This year's EvoLang is busy - around 100 talks in 4 parallel sessions and 40 posters. Replicated Typo is hosting a series of EvoLang previews to help people decide on what to go and see. If you'd like to post a preview of your own presentation, please get in touch with firstname.lastname@example.org.
Roberts, Dediu & Levinson. Detecting differences between the languages of Neanderthals and modern humans. Thursday, 17:45, session A.
Recently, Dediu & Levinson (2013) argued that, given recent genetic and archaeological evidence, the default assumption should be that Neandertals spoke modern languages (not protolanguages). Dediu will be giving a talk on this work in the same session. My talk will discuss whether there are methods that can test these ideas. Is there any way to estimate what Neandertal languages were like? It's a controversial topic, but could have big implications for the field.

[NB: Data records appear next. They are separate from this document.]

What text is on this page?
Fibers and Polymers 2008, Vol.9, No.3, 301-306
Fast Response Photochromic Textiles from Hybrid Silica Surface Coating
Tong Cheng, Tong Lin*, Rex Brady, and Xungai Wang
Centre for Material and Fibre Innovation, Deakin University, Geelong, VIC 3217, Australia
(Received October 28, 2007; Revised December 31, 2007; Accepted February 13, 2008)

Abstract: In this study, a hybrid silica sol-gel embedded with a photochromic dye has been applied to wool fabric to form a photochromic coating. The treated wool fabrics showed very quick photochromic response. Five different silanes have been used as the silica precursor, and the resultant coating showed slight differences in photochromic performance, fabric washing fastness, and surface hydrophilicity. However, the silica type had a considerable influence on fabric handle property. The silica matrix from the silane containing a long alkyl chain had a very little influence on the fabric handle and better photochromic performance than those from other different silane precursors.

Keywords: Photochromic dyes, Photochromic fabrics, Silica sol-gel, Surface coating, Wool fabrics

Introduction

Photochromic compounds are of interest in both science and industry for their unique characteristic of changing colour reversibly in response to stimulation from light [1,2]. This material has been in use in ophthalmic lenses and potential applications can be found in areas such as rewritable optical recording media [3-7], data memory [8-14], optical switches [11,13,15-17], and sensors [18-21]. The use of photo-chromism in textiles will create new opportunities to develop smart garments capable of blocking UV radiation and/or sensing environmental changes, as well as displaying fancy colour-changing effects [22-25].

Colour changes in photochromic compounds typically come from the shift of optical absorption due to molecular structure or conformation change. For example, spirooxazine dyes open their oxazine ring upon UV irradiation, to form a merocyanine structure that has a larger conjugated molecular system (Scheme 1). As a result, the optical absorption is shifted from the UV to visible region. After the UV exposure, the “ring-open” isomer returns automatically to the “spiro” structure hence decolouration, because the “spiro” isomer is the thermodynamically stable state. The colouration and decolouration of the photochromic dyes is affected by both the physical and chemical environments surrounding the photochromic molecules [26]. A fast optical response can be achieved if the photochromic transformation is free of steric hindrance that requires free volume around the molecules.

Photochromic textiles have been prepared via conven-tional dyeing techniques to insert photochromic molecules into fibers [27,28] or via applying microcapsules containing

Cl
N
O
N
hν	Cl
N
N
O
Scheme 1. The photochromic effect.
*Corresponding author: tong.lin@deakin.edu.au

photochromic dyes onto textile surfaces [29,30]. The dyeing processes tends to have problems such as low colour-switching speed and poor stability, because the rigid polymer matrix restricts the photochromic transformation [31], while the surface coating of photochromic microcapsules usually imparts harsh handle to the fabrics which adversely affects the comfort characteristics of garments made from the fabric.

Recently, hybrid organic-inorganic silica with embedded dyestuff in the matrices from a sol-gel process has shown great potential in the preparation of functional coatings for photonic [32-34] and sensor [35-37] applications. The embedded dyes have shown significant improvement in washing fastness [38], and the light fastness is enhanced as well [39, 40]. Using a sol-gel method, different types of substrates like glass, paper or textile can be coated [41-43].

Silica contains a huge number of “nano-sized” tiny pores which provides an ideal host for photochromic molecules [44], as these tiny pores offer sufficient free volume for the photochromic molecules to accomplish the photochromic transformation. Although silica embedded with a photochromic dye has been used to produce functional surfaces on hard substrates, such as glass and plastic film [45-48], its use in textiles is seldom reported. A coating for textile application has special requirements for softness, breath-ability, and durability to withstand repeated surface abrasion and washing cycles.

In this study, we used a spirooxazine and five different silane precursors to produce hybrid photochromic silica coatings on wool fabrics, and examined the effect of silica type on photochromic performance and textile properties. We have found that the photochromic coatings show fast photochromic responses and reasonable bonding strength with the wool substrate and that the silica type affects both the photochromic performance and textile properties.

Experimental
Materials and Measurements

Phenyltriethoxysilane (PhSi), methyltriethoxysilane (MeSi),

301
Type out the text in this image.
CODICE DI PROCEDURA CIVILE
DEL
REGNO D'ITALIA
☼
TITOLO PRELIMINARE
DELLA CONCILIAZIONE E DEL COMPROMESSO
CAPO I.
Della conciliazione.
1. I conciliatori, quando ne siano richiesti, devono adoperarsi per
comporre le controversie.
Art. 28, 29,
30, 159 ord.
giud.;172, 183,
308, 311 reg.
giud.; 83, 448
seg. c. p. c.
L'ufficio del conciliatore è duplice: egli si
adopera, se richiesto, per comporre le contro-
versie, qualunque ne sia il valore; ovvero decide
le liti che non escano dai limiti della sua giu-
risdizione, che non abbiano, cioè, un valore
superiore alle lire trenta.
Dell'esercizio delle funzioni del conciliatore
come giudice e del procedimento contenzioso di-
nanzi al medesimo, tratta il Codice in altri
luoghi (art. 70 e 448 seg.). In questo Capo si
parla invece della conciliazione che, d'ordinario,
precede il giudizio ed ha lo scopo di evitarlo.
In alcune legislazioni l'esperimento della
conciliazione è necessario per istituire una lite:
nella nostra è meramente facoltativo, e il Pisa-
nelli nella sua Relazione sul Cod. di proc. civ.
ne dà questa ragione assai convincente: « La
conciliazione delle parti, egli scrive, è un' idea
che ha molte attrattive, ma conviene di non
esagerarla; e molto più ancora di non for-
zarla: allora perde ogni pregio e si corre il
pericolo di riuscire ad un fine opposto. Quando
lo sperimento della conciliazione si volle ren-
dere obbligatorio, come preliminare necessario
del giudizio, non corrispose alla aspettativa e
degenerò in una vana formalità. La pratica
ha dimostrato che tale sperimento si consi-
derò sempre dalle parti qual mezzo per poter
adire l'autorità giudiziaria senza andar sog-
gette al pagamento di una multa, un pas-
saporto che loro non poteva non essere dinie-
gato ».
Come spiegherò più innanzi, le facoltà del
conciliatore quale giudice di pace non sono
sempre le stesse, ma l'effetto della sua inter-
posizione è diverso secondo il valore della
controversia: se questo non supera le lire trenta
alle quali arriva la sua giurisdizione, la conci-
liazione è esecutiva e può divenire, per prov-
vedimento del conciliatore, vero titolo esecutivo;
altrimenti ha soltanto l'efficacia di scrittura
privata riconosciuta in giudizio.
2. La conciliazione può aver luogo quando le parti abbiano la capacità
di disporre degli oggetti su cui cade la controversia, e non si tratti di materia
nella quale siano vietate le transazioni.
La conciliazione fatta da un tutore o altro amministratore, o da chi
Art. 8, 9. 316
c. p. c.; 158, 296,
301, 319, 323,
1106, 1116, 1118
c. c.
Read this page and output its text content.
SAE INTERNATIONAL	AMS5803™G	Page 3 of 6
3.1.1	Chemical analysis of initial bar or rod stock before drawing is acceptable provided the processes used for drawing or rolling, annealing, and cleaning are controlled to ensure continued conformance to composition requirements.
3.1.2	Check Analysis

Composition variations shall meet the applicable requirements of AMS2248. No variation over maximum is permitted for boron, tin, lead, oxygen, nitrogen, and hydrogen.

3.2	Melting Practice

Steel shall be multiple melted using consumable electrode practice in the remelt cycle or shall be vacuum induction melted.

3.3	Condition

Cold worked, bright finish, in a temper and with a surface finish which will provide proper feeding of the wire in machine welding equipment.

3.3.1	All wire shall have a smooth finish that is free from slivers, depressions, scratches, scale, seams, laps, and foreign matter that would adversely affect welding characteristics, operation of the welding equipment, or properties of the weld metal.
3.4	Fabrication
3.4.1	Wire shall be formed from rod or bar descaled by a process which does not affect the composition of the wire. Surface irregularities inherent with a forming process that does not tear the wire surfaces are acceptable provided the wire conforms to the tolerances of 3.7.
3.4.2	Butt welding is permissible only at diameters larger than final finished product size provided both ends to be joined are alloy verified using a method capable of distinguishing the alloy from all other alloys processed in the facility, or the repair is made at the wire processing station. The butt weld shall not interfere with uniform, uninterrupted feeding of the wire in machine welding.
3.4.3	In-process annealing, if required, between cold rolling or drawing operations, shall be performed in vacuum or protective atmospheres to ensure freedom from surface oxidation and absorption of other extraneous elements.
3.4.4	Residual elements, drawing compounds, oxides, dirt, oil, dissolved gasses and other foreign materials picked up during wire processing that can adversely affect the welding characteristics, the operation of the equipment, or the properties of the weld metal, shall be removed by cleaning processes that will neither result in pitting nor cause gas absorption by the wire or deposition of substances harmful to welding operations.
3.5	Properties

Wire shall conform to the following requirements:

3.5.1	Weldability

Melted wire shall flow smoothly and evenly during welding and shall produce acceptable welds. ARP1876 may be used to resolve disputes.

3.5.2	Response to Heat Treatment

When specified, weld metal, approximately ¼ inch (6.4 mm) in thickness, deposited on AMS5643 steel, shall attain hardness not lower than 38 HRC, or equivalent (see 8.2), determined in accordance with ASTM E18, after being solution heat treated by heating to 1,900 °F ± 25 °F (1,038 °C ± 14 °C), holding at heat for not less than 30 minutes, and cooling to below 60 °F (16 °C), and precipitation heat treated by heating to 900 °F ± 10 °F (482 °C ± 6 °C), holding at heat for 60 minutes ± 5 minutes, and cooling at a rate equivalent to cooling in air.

The idea is the following: When two groups that speak different languages come into contact, bits and pieces of language are often borrowed. Linguists have used the similarities and differences between languages to reconstruct historical events such as contact between populations. Much of this work has been done on a case-by-case basis on existing or written languages, but there are also quantitative large-scale work that reaches further back. For example, Russell Gray and colleagues have demonstrated that differences in basic vocabulary can predict ancient migrations in polynesia.
We now know that there was contact between humans and Neandertals, and if Neandertals had modern language then we may have borrowed linguistic features from them. This could mean that there are bits and pieces in languages spoken today that were influenced by contact with Neandertals. We might expect these bits and pieces to be different from human languages, either because they were culturally adapted to Neandertal cognitive or physical biases (e.g. Neandertals had bigger mouths), or just because Neandertal languages explored different areas of the possible space of languages than human ones.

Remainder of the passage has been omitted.